Unknown parameters in models of dynamical systems can be learned reliably only when the system is excited such that the measured output data is informative. Given a statistical model that specifies the dependence of the measured data on the state of the dynamical system, the design of maximally informative inputs to the system can be formulated as a mathematical optimization problem using the Fisher information as an objective function.

Optimal design in the time domain is hard in general, but efficient approximation algorithms have been developed in some special cases. In this dissertation, we present new approaches to solving this problem using optimal control algorithms based on convex relaxations, and exploiting geometric structure in the underlying optimization problem.

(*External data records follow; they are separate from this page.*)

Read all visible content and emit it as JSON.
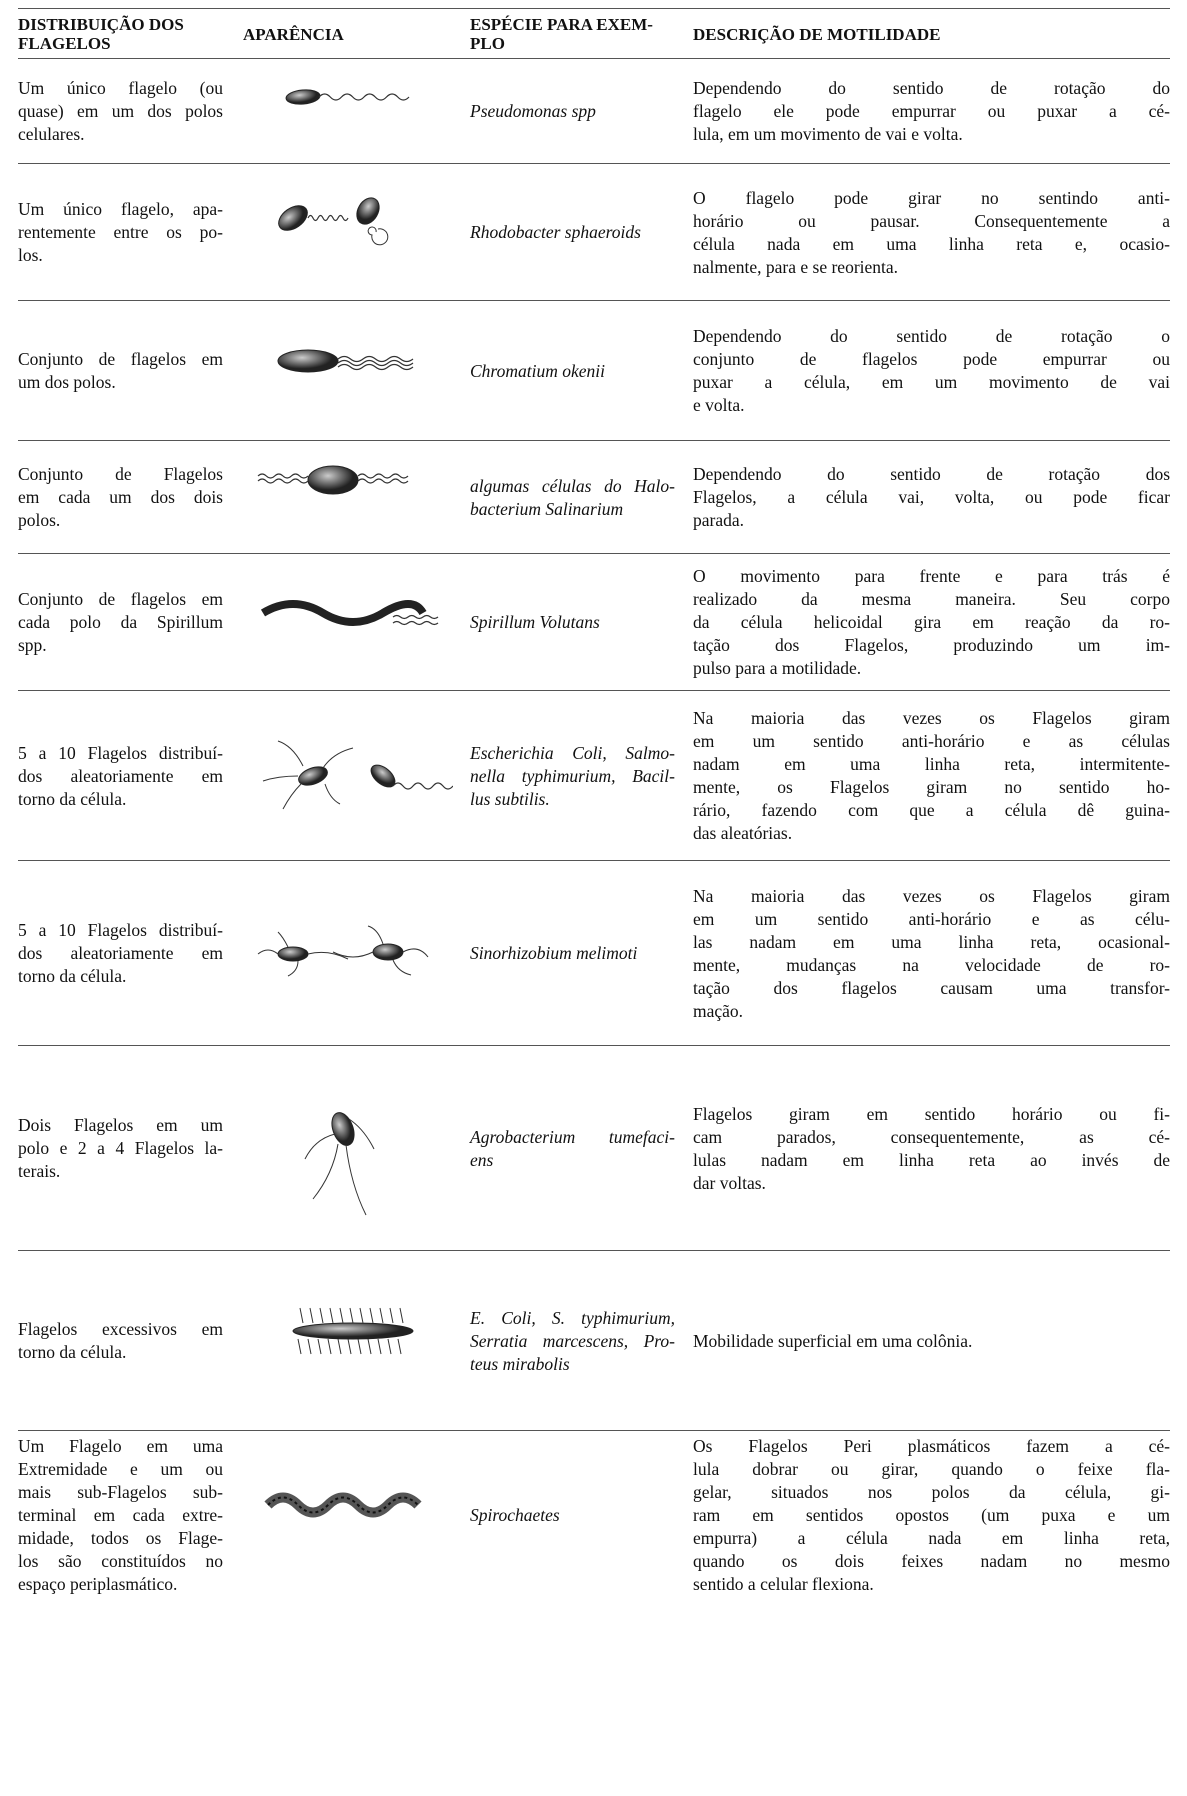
{
  "table": {
    "header": [
      [
        "DISTRIBUIÇÃO DOS",
        "FLAGELOS"
      ],
      [
        "APARÊNCIA"
      ],
      [
        "ESPÉCIE PARA EXEM-",
        "PLO"
      ],
      [
        "DESCRIÇÃO DE MOTILIDADE"
      ]
    ],
    "rows": [
      {
        "distribution": [
          "Um único flagelo (ou",
          "quase) em um dos polos",
          "celulares."
        ],
        "species": [
          "Pseudomonas spp"
        ],
        "description": [
          "Dependendo do sentido de rotação do",
          "flagelo ele pode empurrar ou puxar a cé-",
          "lula, em um movimento de vai e volta."
        ]
      },
      {
        "distribution": [
          "Um único flagelo, apa-",
          "rentemente entre os po-",
          "los."
        ],
        "species": [
          "Rhodobacter sphaeroids"
        ],
        "description": [
          "O flagelo pode girar no sentindo anti-",
          "horário ou pausar. Consequentemente a",
          "célula nada em uma linha reta e, ocasio-",
          "nalmente, para e se reorienta."
        ]
      },
      {
        "distribution": [
          "Conjunto de flagelos em",
          "um dos polos."
        ],
        "species": [
          "Chromatium okenii"
        ],
        "description": [
          "Dependendo do sentido de rotação o",
          "conjunto de flagelos pode empurrar ou",
          "puxar a célula, em um movimento de vai",
          "e volta."
        ]
      },
      {
        "distribution": [
          "Conjunto de Flagelos",
          "em cada um dos dois",
          "polos."
        ],
        "species": [
          "algumas células do Halo-",
          "bacterium Salinarium"
        ],
        "description": [
          "Dependendo do sentido de rotação dos",
          "Flagelos, a célula vai, volta, ou pode ficar",
          "parada."
        ]
      },
      {
        "distribution": [
          "Conjunto de flagelos em",
          "cada polo da Spirillum",
          "spp."
        ],
        "species": [
          "Spirillum Volutans"
        ],
        "description": [
          "O movimento para frente e para trás é",
          "realizado da mesma maneira. Seu corpo",
          "da célula helicoidal gira em reação da ro-",
          "tação dos Flagelos, produzindo um im-",
          "pulso para a motilidade."
        ]
      },
      {
        "distribution": [
          "5 a 10 Flagelos distribuí-",
          "dos aleatoriamente em",
          "torno da célula."
        ],
        "species": [
          "Escherichia Coli, Salmo-",
          "nella typhimurium, Bacil-",
          "lus subtilis."
        ],
        "description": [
          "Na maioria das vezes os Flagelos giram",
          "em um sentido anti-horário e as células",
          "nadam em uma linha reta, intermitente-",
          "mente, os Flagelos giram no sentido ho-",
          "rário, fazendo com que a célula dê guina-",
          "das aleatórias."
        ]
      },
      {
        "distribution": [
          "5 a 10 Flagelos distribuí-",
          "dos aleatoriamente em",
          "torno da célula."
        ],
        "species": [
          "Sinorhizobium melimoti"
        ],
        "description": [
          "Na maioria das vezes os Flagelos giram",
          "em um sentido anti-horário e as célu-",
          "las nadam em uma linha reta, ocasional-",
          "mente, mudanças na velocidade de ro-",
          "tação dos flagelos causam uma transfor-",
          "mação."
        ]
      },
      {
        "distribution": [
          "Dois Flagelos em um",
          "polo e 2 a 4 Flagelos la-",
          "terais."
        ],
        "species": [
          "Agrobacterium tumefaci-",
          "ens"
        ],
        "description": [
          "Flagelos giram em sentido horário ou fi-",
          "cam parados, consequentemente, as cé-",
          "lulas nadam em linha reta ao invés de",
          "dar voltas."
        ]
      },
      {
        "distribution": [
          "Flagelos excessivos em",
          "torno da célula."
        ],
        "species": [
          "E. Coli, S. typhimurium,",
          "Serratia marcescens, Pro-",
          "teus mirabolis"
        ],
        "description": [
          "Mobilidade superficial em uma colônia."
        ]
      },
      {
        "distribution": [
          "Um Flagelo em uma",
          "Extremidade e um ou",
          "mais sub-Flagelos sub-",
          "terminal em cada extre-",
          "midade, todos os Flage-",
          "los são constituídos no",
          "espaço periplasmático."
        ],
        "species": [
          "Spirochaetes"
        ],
        "description": [
          "Os Flagelos Peri plasmáticos fazem a cé-",
          "lula dobrar ou girar, quando o feixe fla-",
          "gelar, situados nos polos da célula, gi-",
          "ram em sentidos opostos (um puxa e um",
          "empurra) a célula nada em linha reta,",
          "quando os dois feixes nadam no mesmo",
          "sentido a celular flexiona."
        ]
      }
    ]
  }
}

Magnetic resonance imaging (MRI) serves as a motivating application problem throughout. We highlight two successes of these methods in the design of dynamic MRI experiments: magnetic resonance fingerprinting (MRF) for accelerated anatomic imaging, and hyperpolarized carbon-13 MRI for noninvasively monitoring cancer metabolism. In particular, we use optimal experiment design algorithms to compute optimized flip angle sequences for MRF and hyperpolarized carbon-13 acquisitions as well as optimized tracer injection inputs for estimating metabolic rate parameters in hyperpolarized carbon-13 acquisitions. In the final chapter, we present results on constrained reconstruction of metabolism maps from experimental data, closing the path from experiment design to data collection to synthesis of interpretable information.